National Wholesale Liquidators, 111 Hempstead Turnpike, Wednesday October 24, 2018. Credit: Debbie Egan-Chin

West Hempstead-based retailer National Wholesale Liquidators Inc., which recently disclosed plans to lay off 392 workers in New York State, has filed for Chapter 11 bankruptcy and "is winding down its operations."

The Wednesday night bankruptcy filing by NSC Wholesale Holdings LLC estimates it has assets of $10 million to $50 million and liabilities in the same range.

A news release Wednesday said the company has engaged two companies to help it sell the inventory and fixtures at its stores.

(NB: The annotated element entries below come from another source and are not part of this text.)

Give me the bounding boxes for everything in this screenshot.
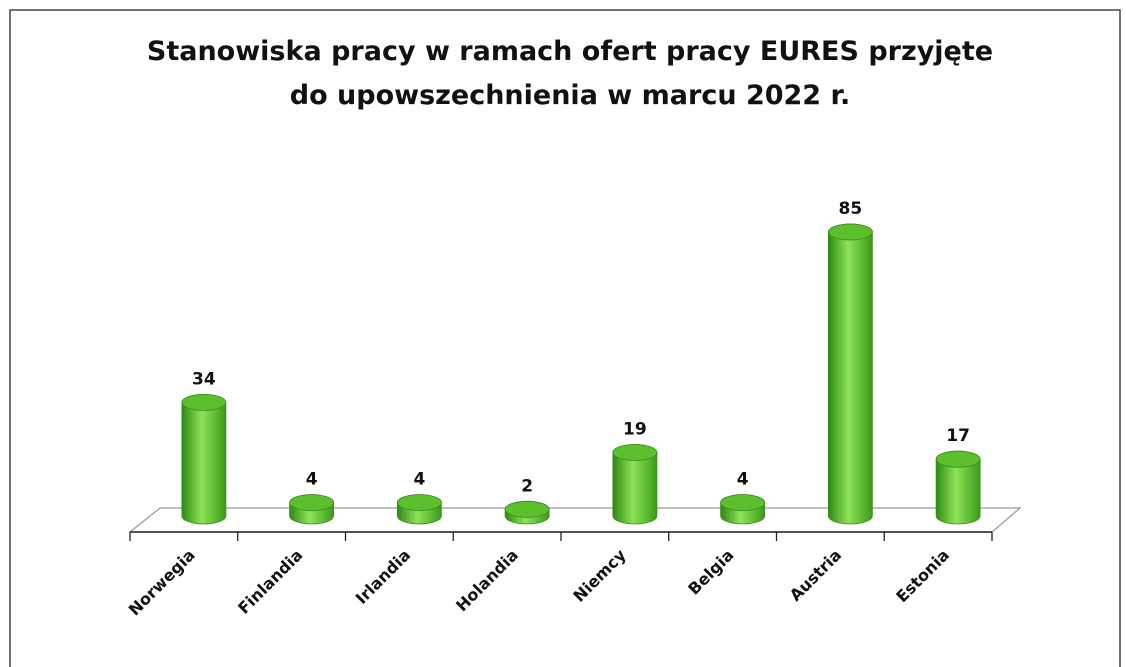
floor bbox=[128, 507, 1022, 533]
x-tick-label: Norwegia bbox=[125, 545, 199, 619]
x-tick-label: Estonia bbox=[892, 545, 953, 606]
bar-top bbox=[720, 494, 766, 512]
bar-top bbox=[396, 494, 442, 512]
bar-top bbox=[612, 444, 658, 461]
frame bbox=[9, 9, 1121, 667]
chart-title: Stanowiska pracy w ramach ofert pracy EU… bbox=[146, 36, 994, 111]
bar-top bbox=[504, 500, 550, 518]
data-label: 4 bbox=[306, 470, 318, 490]
bar-top bbox=[289, 494, 335, 512]
data-label: 4 bbox=[737, 470, 749, 490]
data-label: 85 bbox=[839, 199, 863, 219]
data-label: 17 bbox=[946, 426, 970, 446]
bar-top bbox=[935, 450, 981, 468]
bar-top bbox=[181, 393, 227, 411]
data-label: 4 bbox=[413, 470, 425, 490]
bar bbox=[827, 223, 873, 525]
x-tick-label: Niemcy bbox=[569, 545, 630, 606]
x-tick-label: Holandia bbox=[452, 545, 522, 615]
x-tick-label: Belgia bbox=[684, 545, 737, 598]
data-label: 19 bbox=[623, 420, 647, 440]
x-tick-label: Finlandia bbox=[234, 545, 306, 617]
x-tick-label: Irlandia bbox=[352, 545, 414, 607]
data-label: 34 bbox=[192, 369, 216, 389]
data-label: 2 bbox=[521, 476, 533, 496]
bar-top bbox=[827, 223, 873, 241]
bar bbox=[181, 394, 227, 525]
x-tick-label: Austria bbox=[786, 545, 845, 604]
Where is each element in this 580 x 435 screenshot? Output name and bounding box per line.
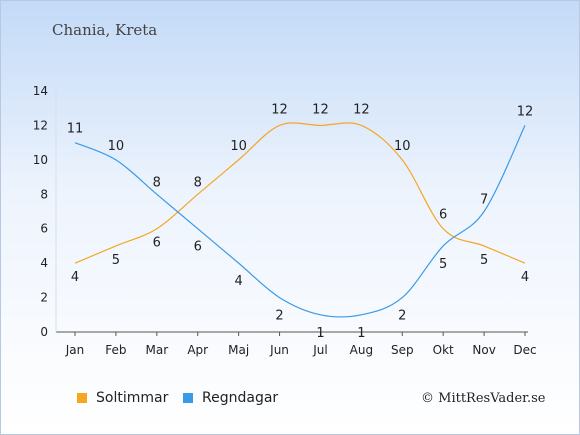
data-label: 6 xyxy=(153,236,161,251)
data-label: 8 xyxy=(153,175,161,190)
x-tick-label: Jul xyxy=(312,343,327,357)
data-label: 11 xyxy=(67,122,84,137)
legend-item-soltimmar: Soltimmar xyxy=(77,390,168,406)
y-tick-label: 6 xyxy=(40,222,48,236)
data-label: 1 xyxy=(357,326,365,341)
x-tick-label: Sep xyxy=(391,343,414,357)
series-line-regndagar xyxy=(74,125,526,318)
data-label: 12 xyxy=(312,102,329,117)
data-label: 4 xyxy=(521,270,529,285)
x-tick-label: Apr xyxy=(187,343,208,357)
data-label: 4 xyxy=(71,270,79,285)
legend-swatch-soltimmar xyxy=(77,393,87,403)
y-tick-label: 4 xyxy=(40,256,48,270)
data-label: 4 xyxy=(234,274,242,289)
x-tick-label: Nov xyxy=(472,343,495,357)
y-tick-label: 0 xyxy=(40,325,48,339)
data-label: 2 xyxy=(398,309,406,324)
data-label: 10 xyxy=(230,139,247,154)
y-tick-label: 10 xyxy=(33,153,48,167)
credit-text: © MittResVader.se xyxy=(421,391,546,406)
y-tick-label: 12 xyxy=(33,118,48,132)
data-label: 6 xyxy=(194,240,202,255)
data-label: 7 xyxy=(480,193,488,208)
data-label: 2 xyxy=(275,309,283,324)
y-tick-label: 14 xyxy=(33,84,48,98)
y-tick-label: 8 xyxy=(40,187,48,201)
x-tick-label: Jun xyxy=(269,343,289,357)
chart-title: Chania, Kreta xyxy=(52,21,158,39)
data-label: 12 xyxy=(353,102,370,117)
y-tick-label: 2 xyxy=(40,291,48,305)
data-label: 6 xyxy=(439,208,447,223)
x-tick-label: Jan xyxy=(65,343,85,357)
x-tick-label: Maj xyxy=(228,343,249,357)
data-label: 5 xyxy=(439,257,447,272)
legend-label-regndagar: Regndagar xyxy=(202,390,279,406)
data-label: 8 xyxy=(194,175,202,190)
x-tick-label: Mar xyxy=(145,343,168,357)
data-label: 10 xyxy=(394,139,411,154)
x-tick-label: Dec xyxy=(513,343,536,357)
data-label: 12 xyxy=(271,102,288,117)
data-label: 1 xyxy=(316,326,324,341)
series-lines xyxy=(74,122,526,318)
data-label: 12 xyxy=(517,104,534,119)
series-line-soltimmar xyxy=(74,122,526,264)
legend-label-soltimmar: Soltimmar xyxy=(96,390,169,406)
data-label: 5 xyxy=(480,253,488,268)
x-tick-label: Aug xyxy=(350,343,373,357)
data-label: 10 xyxy=(108,139,125,154)
legend-item-regndagar: Regndagar xyxy=(183,390,278,406)
x-tick-label: Feb xyxy=(105,343,126,357)
x-tick-label: Okt xyxy=(433,343,454,357)
data-label: 5 xyxy=(112,253,120,268)
legend-swatch-regndagar xyxy=(183,393,193,403)
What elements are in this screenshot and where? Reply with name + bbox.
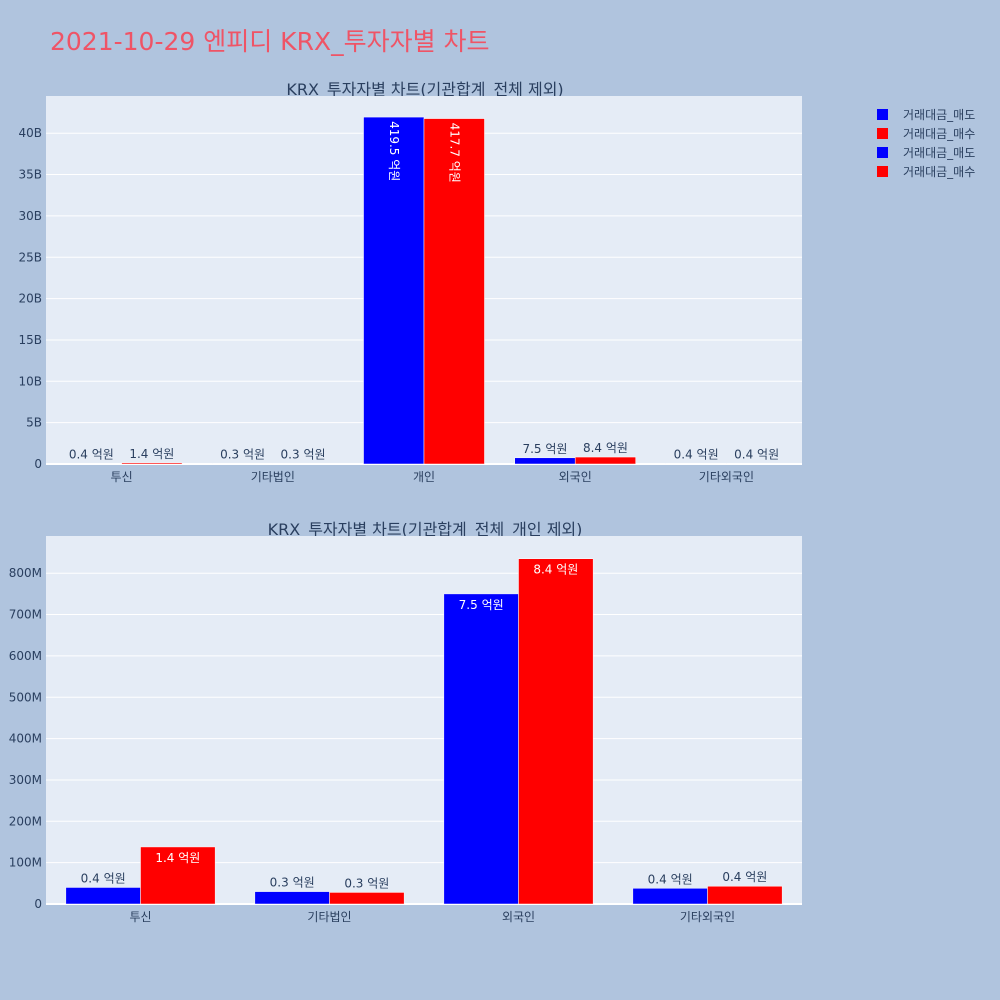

"NWL remains hopeful of attracting a purchaser to continue all or a portion of its business as a going concern," the statement said.

The filing in U.S. Bankruptcy Court in Wilmington, Delaware, put the number of creditors at 200 to 999. The largest listed creditor, Arett Sales Corp. of Pennsauken, New Jersey, had an unsecured claim of $3.4 million, according to the filing.

"Undertaking a court approved process is in the best interest of the company and its stakeholders," Scott Rosen, chief executive of National Wholesale Liquidators and beneficiary of a 33.3 percent share of equity in NSC, said in the news release.

National Wholesale Liquidators sells a wide array of discount merchandise. An online circular for the company included sofas, mini blinds, eggs, vacuum cleaners, clothing and watches.

The company plans to lay off 140 workers at 111 Hempstead Turnpike, West Hempstead, its only Long Island location, and 252 more at stores upstate and in New York City, according to a Worker Adjustment and Retraining Notification required under New York State law.

In the filing, the company said it would lay off the workers 30 to 60 days "after liquidation."

In its press release, NWL said it has made court motions to continue paying employee wages and providing health benefits.

 In Chapter 11 bankruptcy, companies seek protection from creditors while they restructure their debt. If the reorganizations fail, companies may file for Chapter 7 bankruptcy under which they liquidate assets to pay creditors.

NSC Wholesale Holdings acquired some of the assets of a previous owner of the National Wholesale Liquidators chain after the retailer filed for Chapter 11 bankruptcy in 2008, which converted to a Chapter 7 case the following year.